Ульрих попытался выдержать ее взгляд, но только одно мгновение, затем, отвернувшись, топнул ногой, но молчал.

– Я это знала, – тихо проговорила молодая девушка.

– Ну, тогда вам следовало избавить нас обоих от этого разговора, – запальчиво воскликнул Ульрих. – Неужели вы действительно думали, что я позволю вам уйти отсюда одной, беззащитной к чужим, бессердечным людям, которые будут видеть в вас лишь наемницу? Я ведь любил вас, Паула! Неужели же я не имею даже права охранять вас! Не пытайтесь отнять у меня это право; я все равно завладею им хотя бы насильно.

Все это было произнесено резко и угрожающе; видимо Бернек с трудом сдерживал свой гнев, но его глаза и теперь говорили совсем другое; Паула тогда, на озере, научилась понимать их язык.

– Но я не могу! – вне себя воскликнула она. – Не унижайте меня так! Должны же вы чувствовать, что я не могу, не должна принимать это из ваших рук!

– А если я попрошу вас об этом?

В его голосе впервые послышалась какая-то мягкость.

– Или, может быть, вы боитесь моего появления в доме Роснера? Я никогда не войду туда и вообще не вернусь в Германию больше, даю вам слово! Неужели вы думаете, что я стану вымаливать любовь, в которой мне отказали? Значит, вы меня не знаете!

Ульрих стоял посреди комнаты, как раз под лампой, которая ярко освещала каждую линию его фигуры, каждую черту его лица. Паула все еще стояла в стороне, в тени, и давно уже боролась сама с собой. Одно слово, одно признание могло изменить все, но оно не сходило у нее с языка. А его последние слова окончательно лишили ее мужества.

Он не поверит ей, она знала его мрачную недоверчивость, дак тому же преградой между ними являлось то „нет“, которое она когда-то произнесла.

В саду уже давно стемнело; наступала ночь, небо было покрыто тучами, собирался дождь. Поднялся ветер, в открытую дверь ворвалась холодная струя воздуха. Паула невольно посмотрела туда и содрогнулась.

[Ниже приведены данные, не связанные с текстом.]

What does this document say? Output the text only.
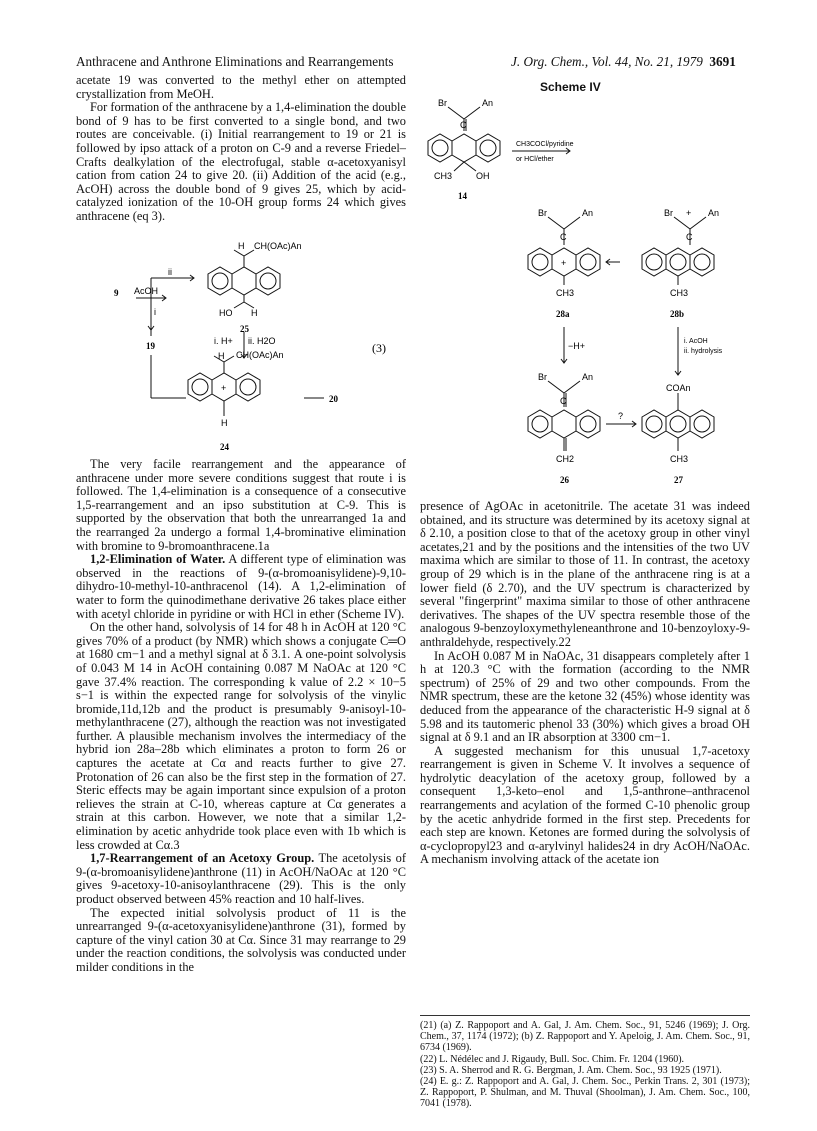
Anthracene and Anthrone Eliminations and Rearrangements	J. Org. Chem., Vol. 44, No. 21, 1979 3691

acetate 19 was converted to the methyl ether on attempted crystallization from MeOH.

For formation of the anthracene by a 1,4-elimination the double bond of 9 has to be first converted to a single bond, and two routes are conceivable. (i) Initial rearrangement to 19 or 21 is followed by ipso attack of a proton on C-9 and a reverse Friedel–Crafts dealkylation of the electrofugal, stable α-acetoxyanisyl cation from cation 24 to give 20. (ii) Addition of the acid (e.g., AcOH) across the double bond of 9 gives 25, which by acid-catalyzed ionization of the 10-OH group forms 24 which gives anthracene (eq 3).

H CH(OAc)An
HO H
25
9 AcOH
ii
i
19	i. H+ ii. H2O	(3)
H CH(OAc)An
+
H
20
24

The very facile rearrangement and the appearance of anthracene under more severe conditions suggest that route i is followed. The 1,4-elimination is a consequence of a consecutive 1,5-rearrangement and an ipso substitution at C-9. This is supported by the observation that both the unrearranged 1a and the rearranged 2a undergo a formal 1,4-brominative elimination with bromine to 9-bromoanthracene.1a

1,2-Elimination of Water. A different type of elimination was observed in the reactions of 9-(α-bromoanisylidene)-9,10-dihydro-10-methyl-10-anthracenol (14). A 1,2-elimination of water to form the quinodimethane derivative 26 takes place either with acetyl chloride in pyridine or with HCl in ether (Scheme IV).

On the other hand, solvolysis of 14 for 48 h in AcOH at 120 °C gives 70% of a product (by NMR) which shows a conjugate C═O at 1680 cm−1 and a methyl signal at δ 3.1. A one-point solvolysis of 0.043 M 14 in AcOH containing 0.087 M NaOAc at 120 °C gave 37.4% reaction. The corresponding k value of 2.2 × 10−5 s−1 is within the expected range for solvolysis of the vinylic bromide,11d,12b and the product is presumably 9-anisoyl-10-methylanthracene (27), although the reaction was not investigated further. A plausible mechanism involves the intermediacy of the hybrid ion 28a–28b which eliminates a proton to form 26 or captures the acetate at Cα and reacts further to give 27. Protonation of 26 can also be the first step in the formation of 27. Steric effects may be again important since expulsion of a proton relieves the strain at C-10, whereas capture at Cα generates a strain at this carbon. However, we note that a similar 1,2-elimination by acetic anhydride took place even with 1b which is less crowded at Cα.3

1,7-Rearrangement of an Acetoxy Group. The acetolysis of 9-(α-bromoanisylidene)anthrone (11) in AcOH/NaOAc at 120 °C gives 9-acetoxy-10-anisoylanthracene (29). This is the only product observed between 45% reaction and 10 half-lives.

The expected initial solvolysis product of 11 is the unrearranged 9-(α-acetoxyanisylidene)anthrone (31), formed by capture of the vinyl cation 30 at Cα. Since 31 may rearrange to 29 under the reaction conditions, the solvolysis was conducted under milder conditions in the

Scheme IV
Br	An
C
CH3	OH
14
CH3COCl/pyridine
or HCl/ether
Br	An
C
+
CH3
28a
Br + An
C
CH3
28b
−H+	i. AcOH
ii. hydrolysis
?
Br	An
C
CH2
26
COAn
CH3
27

presence of AgOAc in acetonitrile. The acetate 31 was indeed obtained, and its structure was determined by its acetoxy signal at δ 2.10, a position close to that of the acetoxy group in other vinyl acetates,21 and by the positions and the intensities of the two UV maxima which are similar to those of 11. In contrast, the acetoxy group of 29 which is in the plane of the anthracene ring is at a lower field (δ 2.70), and the UV spectrum is characterized by several "fingerprint" maxima similar to those of other anthracene derivatives. The shapes of the UV spectra resemble those of the analogous 9-benzoyloxymethyleneanthrone and 10-benzoyloxy-9-anthraldehyde, respectively.22

In AcOH 0.087 M in NaOAc, 31 disappears completely after 1 h at 120.3 °C with the formation (according to the NMR spectrum) of 25% of 29 and two other compounds. From the NMR spectrum, these are the ketone 32 (45%) whose identity was deduced from the appearance of the characteristic H-9 signal at δ 5.98 and its tautomeric phenol 33 (30%) which gives a broad OH signal at δ 9.1 and an IR absorption at 3300 cm−1.

A suggested mechanism for this unusual 1,7-acetoxy rearrangement is given in Scheme V. It involves a sequence of hydrolytic deacylation of the acetoxy group, followed by a consequent 1,3-keto–enol and 1,5-anthrone–anthracenol rearrangements and acylation of the formed C-10 phenolic group by the acetic anhydride formed in the first step. Precedents for each step are known. Ketones are formed during the solvolysis of α-cyclopropyl23 and α-arylvinyl halides24 in dry AcOH/NaOAc. A mechanism involving attack of the acetate ion

(21) (a) Z. Rappoport and A. Gal, J. Am. Chem. Soc., 91, 5246 (1969); J. Org. Chem., 37, 1174 (1972); (b) Z. Rappoport and Y. Apeloig, J. Am. Chem. Soc., 91, 6734 (1969).

(22) L. Nédélec and J. Rigaudy, Bull. Soc. Chim. Fr. 1204 (1960).

(23) S. A. Sherrod and R. G. Bergman, J. Am. Chem. Soc., 93 1925 (1971).

(24) E. g.: Z. Rappoport and A. Gal, J. Chem. Soc., Perkin Trans. 2, 301 (1973); Z. Rappoport, P. Shulman, and M. Thuval (Shoolman), J. Am. Chem. Soc., 100, 7041 (1978).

Лампа бросала широкую полосу света на террасу, тонувшую во мраке, и при ее светев темноте вырисовывались неясные очертания человеческой фигуры, а возле нее еще что-то, сверкнувшее в полосе света. Это было дуло ружья, направленное на хозяина замка, стоявшего спиной к двери.

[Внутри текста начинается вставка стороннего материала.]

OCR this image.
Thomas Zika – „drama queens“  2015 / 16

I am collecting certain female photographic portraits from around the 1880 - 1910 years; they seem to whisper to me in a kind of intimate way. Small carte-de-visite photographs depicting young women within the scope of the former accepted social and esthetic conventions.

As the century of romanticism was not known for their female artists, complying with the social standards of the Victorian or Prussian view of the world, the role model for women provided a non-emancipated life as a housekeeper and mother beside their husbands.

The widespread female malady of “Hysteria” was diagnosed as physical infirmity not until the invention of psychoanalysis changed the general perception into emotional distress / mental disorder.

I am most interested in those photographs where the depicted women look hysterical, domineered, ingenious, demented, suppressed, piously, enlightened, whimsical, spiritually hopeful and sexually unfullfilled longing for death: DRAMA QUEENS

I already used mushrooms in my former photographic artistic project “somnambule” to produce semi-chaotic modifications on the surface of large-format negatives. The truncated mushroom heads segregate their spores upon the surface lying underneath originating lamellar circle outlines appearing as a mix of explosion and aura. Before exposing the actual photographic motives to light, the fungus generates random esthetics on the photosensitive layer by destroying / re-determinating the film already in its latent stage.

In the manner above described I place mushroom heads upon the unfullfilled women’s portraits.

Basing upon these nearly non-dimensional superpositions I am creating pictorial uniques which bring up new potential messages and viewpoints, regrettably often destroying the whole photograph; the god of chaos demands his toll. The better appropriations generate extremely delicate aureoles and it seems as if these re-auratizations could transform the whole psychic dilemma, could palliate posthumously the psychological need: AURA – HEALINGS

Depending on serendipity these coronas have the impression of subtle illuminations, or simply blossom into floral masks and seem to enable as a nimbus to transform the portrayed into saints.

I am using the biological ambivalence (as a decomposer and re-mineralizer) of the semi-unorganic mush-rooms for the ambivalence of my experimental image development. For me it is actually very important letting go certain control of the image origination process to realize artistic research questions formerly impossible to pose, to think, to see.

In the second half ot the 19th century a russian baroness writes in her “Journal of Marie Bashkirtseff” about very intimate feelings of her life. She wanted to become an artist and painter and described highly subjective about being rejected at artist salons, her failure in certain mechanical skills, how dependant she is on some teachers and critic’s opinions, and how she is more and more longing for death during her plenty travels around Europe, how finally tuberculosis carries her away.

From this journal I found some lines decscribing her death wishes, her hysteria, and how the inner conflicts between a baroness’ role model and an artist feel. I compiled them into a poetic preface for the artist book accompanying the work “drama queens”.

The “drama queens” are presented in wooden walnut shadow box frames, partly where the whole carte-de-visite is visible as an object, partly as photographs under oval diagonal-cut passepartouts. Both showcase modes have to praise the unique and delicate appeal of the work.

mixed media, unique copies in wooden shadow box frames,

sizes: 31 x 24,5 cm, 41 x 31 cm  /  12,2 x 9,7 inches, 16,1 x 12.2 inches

Мгновение и молодая девушка поняла все! Было уже слишком поздно для окрика или предостережения, тут могло спасти только одно! Эта мысль пронизала мозг Паулы как молния, и в следующую секунду она осуществила ее: она бросилась к Ульриху, охватив его шею обеими руками, и со всей силой смертельного ужаса оттащила его в сторону.

Почти в то же мгновение грянул выстрел! Пуля со свистом пролетела по комнате над самой головой Паулы и Ульриха, и ударила в стену. Вслед за тем в саду послышалось подавленное проклятие, потом глухой шум, как бы от падения или прыжка, треск сучьев, а потом наступила полная тишина.

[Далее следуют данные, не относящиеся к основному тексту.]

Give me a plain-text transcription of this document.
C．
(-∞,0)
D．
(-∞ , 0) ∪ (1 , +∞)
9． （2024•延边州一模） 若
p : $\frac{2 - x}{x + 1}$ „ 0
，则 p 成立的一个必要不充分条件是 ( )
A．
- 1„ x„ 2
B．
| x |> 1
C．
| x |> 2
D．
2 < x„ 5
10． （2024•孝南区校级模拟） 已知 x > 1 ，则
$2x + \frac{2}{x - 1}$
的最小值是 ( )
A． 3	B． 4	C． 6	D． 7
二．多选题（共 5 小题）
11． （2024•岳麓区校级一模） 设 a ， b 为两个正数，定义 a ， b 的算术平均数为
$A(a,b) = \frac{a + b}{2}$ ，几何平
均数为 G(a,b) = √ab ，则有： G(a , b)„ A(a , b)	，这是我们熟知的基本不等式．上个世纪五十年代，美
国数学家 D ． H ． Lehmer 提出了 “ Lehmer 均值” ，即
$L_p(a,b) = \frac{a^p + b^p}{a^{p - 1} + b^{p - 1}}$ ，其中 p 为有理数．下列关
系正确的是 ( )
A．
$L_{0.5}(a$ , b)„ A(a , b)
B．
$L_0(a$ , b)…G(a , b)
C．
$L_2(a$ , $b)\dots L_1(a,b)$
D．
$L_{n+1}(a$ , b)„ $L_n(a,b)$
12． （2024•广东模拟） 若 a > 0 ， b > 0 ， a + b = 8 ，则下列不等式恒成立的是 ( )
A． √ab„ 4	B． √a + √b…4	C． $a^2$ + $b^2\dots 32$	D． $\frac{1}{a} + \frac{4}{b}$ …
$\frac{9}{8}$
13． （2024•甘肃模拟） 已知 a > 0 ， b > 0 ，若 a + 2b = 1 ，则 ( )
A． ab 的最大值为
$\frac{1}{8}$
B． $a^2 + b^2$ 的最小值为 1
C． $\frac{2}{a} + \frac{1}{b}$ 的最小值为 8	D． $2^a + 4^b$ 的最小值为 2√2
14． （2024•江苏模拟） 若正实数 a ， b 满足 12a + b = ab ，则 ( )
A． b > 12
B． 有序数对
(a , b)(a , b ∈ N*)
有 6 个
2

Ульрих и Паула ничего не видели и не слышали после выстрела. Она, бледная и дрожащая, все еще лежала у него на груди и только теперь слабым голосом прошептала:

– Зарзо! Это – он… Я его видела!

Бернек почти не обратил на это внимания. Какое ему было дело в эту минуту до Зарзо и его покушения? У него захватило дыхание совсем по другой причине, и он тихо произнес:

– Боже мой, Паула! Да ведь он мог попасть в вас.

– Что из этого? Вы все-таки были спасены! – вырвалось у молодой девушки.

В этом восклицании выражалось такое бурно прорвавшееся счастье, что оно выдало все, если бы даже ее поступок не говорил сам за себя.

– Паула, ты боялась за меня? – страстно спросил Ульрих.

Она ничего не ответила, а только подняла на него глаза, из которых хлынул горький поток слез, и спрятала свою голову у него на груди.